Promoted to Captain in 1954,
he had a series of appointments which showed his ability: command of HMS
Goldcrest, the RN air station at Brawdy,
command of the destroyer Dainty in the Mediterranean Fleet, Deputy Director of the Air Warfare Division in the Admiralty and, in 1961, command of Ark Royal.
It was during Ark's hard-working
commission, at home, in the Mediterranean and in the Far East, that Gibson's
luck finally deserted him. In January 1962,
Ark Royal grounded in the buoyed channel while going up the Hamoaze to Devonport Dockyard. Gibson and his navigating officer were court-martialled
and reprimanded; but the findings and sentence were later rightly quashed, because a crucial buoy had been out of position.
As Rear-Admiral and then
Vice-Admiral, from 1963 until he retired in 1968, Gibson was one of the
last admirals who never flew his flag on shore, always at sea.

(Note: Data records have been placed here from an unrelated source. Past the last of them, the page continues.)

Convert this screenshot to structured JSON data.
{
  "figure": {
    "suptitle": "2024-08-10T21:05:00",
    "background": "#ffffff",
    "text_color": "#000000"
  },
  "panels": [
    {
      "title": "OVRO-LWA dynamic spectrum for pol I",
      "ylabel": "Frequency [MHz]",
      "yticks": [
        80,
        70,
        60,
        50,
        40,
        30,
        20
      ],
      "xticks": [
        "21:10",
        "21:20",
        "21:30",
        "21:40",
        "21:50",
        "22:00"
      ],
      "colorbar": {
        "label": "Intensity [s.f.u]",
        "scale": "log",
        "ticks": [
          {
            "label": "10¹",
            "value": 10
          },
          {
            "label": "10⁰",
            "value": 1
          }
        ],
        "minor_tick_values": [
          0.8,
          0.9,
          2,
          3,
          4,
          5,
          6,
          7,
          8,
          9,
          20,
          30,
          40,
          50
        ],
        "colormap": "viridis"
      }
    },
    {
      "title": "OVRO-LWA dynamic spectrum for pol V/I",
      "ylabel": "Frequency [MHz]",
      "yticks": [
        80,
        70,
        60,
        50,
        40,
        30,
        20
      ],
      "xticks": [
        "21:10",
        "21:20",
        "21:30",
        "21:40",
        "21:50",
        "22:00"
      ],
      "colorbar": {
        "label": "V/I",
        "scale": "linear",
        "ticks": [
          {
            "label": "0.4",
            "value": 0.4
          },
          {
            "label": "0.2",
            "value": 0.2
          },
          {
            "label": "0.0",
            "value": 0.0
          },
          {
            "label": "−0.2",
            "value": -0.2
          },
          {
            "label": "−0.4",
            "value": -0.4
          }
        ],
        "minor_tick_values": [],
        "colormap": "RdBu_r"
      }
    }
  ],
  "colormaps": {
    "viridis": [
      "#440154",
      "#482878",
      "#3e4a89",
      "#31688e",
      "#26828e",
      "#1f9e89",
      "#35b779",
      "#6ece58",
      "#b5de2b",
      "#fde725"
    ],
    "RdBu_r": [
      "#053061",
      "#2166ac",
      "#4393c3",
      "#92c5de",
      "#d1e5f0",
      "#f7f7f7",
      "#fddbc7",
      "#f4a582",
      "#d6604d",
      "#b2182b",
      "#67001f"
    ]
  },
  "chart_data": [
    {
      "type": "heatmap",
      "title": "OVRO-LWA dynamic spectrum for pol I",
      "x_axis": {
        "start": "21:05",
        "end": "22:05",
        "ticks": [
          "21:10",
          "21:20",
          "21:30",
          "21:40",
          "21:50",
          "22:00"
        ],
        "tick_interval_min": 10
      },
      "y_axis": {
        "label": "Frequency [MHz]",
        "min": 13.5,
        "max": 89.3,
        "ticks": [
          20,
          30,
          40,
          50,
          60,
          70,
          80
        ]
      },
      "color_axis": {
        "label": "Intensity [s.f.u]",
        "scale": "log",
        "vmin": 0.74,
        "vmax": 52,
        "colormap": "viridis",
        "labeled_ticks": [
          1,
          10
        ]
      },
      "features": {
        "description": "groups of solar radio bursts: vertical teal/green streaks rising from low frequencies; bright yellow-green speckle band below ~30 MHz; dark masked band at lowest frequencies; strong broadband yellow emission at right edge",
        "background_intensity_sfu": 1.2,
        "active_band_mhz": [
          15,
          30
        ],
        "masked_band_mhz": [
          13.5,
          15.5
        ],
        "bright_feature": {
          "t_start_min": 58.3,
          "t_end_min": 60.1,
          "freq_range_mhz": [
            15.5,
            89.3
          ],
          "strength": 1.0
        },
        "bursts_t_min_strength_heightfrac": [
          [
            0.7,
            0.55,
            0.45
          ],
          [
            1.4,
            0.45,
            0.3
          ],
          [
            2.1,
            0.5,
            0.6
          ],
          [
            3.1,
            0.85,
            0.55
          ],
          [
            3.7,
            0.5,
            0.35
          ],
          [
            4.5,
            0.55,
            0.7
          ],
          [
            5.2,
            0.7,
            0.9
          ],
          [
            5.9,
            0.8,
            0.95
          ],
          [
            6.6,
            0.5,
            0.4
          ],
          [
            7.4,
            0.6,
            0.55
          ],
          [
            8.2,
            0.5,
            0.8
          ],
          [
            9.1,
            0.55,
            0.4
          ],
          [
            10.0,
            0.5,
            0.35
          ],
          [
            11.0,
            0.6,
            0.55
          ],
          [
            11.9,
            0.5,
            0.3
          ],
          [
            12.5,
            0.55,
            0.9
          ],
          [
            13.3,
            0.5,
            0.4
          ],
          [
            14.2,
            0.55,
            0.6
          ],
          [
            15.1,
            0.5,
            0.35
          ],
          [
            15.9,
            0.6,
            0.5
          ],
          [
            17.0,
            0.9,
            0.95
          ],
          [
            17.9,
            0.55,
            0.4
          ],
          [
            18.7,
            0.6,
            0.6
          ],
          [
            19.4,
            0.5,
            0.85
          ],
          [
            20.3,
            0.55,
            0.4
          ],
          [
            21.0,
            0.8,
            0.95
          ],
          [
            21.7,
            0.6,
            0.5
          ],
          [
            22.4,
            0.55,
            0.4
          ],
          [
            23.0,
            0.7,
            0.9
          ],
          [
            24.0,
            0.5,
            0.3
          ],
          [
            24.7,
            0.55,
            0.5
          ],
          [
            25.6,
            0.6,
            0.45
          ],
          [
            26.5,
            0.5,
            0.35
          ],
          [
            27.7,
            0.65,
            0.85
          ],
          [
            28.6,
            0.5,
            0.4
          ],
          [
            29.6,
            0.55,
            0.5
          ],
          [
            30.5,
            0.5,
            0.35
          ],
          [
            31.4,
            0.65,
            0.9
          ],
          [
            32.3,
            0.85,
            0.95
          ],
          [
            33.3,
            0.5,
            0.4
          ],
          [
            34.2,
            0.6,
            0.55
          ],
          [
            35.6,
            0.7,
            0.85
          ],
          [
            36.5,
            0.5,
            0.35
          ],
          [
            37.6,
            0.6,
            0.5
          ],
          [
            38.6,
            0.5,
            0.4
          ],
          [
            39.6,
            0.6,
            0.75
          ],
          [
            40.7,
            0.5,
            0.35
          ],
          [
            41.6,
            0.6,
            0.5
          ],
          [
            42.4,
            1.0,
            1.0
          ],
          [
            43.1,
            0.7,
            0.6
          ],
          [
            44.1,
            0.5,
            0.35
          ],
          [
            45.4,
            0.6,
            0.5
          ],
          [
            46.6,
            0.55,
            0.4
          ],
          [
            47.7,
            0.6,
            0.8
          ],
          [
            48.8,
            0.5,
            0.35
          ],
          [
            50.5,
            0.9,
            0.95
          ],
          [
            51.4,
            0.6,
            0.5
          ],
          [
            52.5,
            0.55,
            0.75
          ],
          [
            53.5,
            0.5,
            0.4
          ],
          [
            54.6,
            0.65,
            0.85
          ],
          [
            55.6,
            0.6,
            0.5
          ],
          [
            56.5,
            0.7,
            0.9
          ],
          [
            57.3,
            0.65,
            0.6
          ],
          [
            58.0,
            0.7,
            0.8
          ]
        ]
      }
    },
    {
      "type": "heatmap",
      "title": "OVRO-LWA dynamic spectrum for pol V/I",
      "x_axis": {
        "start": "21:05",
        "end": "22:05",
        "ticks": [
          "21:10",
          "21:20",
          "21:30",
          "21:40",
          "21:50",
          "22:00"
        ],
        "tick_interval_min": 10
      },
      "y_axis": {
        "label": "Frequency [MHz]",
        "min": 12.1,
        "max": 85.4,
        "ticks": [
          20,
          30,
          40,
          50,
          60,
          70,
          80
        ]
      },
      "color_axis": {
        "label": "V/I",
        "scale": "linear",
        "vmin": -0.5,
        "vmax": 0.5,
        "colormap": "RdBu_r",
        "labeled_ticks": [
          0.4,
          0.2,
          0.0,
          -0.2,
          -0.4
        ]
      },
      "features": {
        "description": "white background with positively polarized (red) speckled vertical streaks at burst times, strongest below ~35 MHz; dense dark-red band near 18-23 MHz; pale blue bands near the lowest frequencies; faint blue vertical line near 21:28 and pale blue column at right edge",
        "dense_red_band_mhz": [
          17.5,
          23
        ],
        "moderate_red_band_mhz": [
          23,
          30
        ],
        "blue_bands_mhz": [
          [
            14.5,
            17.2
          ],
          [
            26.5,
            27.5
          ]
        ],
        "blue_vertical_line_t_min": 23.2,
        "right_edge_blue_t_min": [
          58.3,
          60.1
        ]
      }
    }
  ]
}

He held the three most senior Fleet Air Arm appointments: Flag Officer Aircraft Carriers, Flag Officer Naval Flying Training, and Flag Officer Naval Air Command.
It was a time of great stress
for naval air, with the cancellation of the giant carrier CVA01, seemingly
everlasting Defence Reviews, and a real danger
at one point that the Fleet Air Arm might become no more than a helicopter-equipped anti-submarine force.
In all the turmoil, the resignations
and the stress-related illnesses, Gibson provided a steadying influence,
ready to take on a new job at short notice.
Backed by a staff he trusted and supported, he fought the Fleet Air Arm's corner with admirable sense and steadfastness, and some success.
Although lacking the usual naval background of Dartmouth and Whale Island, he moved among other senior naval officers with the utmost confidence, as to the quarterdeck born.
He was appointed CB in 1965 and KCB in 1968.
In retirement, Gibson was
the first Director of the HMS Belfast Trust, and set up the organisation
which turned a "dead ship" into an invaluable gift to naval historians
and a successful tourist attraction. He was a JP in Barnstaple and for many years a member of the general committee of Devon Community Housing Society.
He published his memoirs, Haul Taut and Belay, in 1992.
Gibson married, in 1939, Marjorie Alice Harding, who died in 1996. They had a son.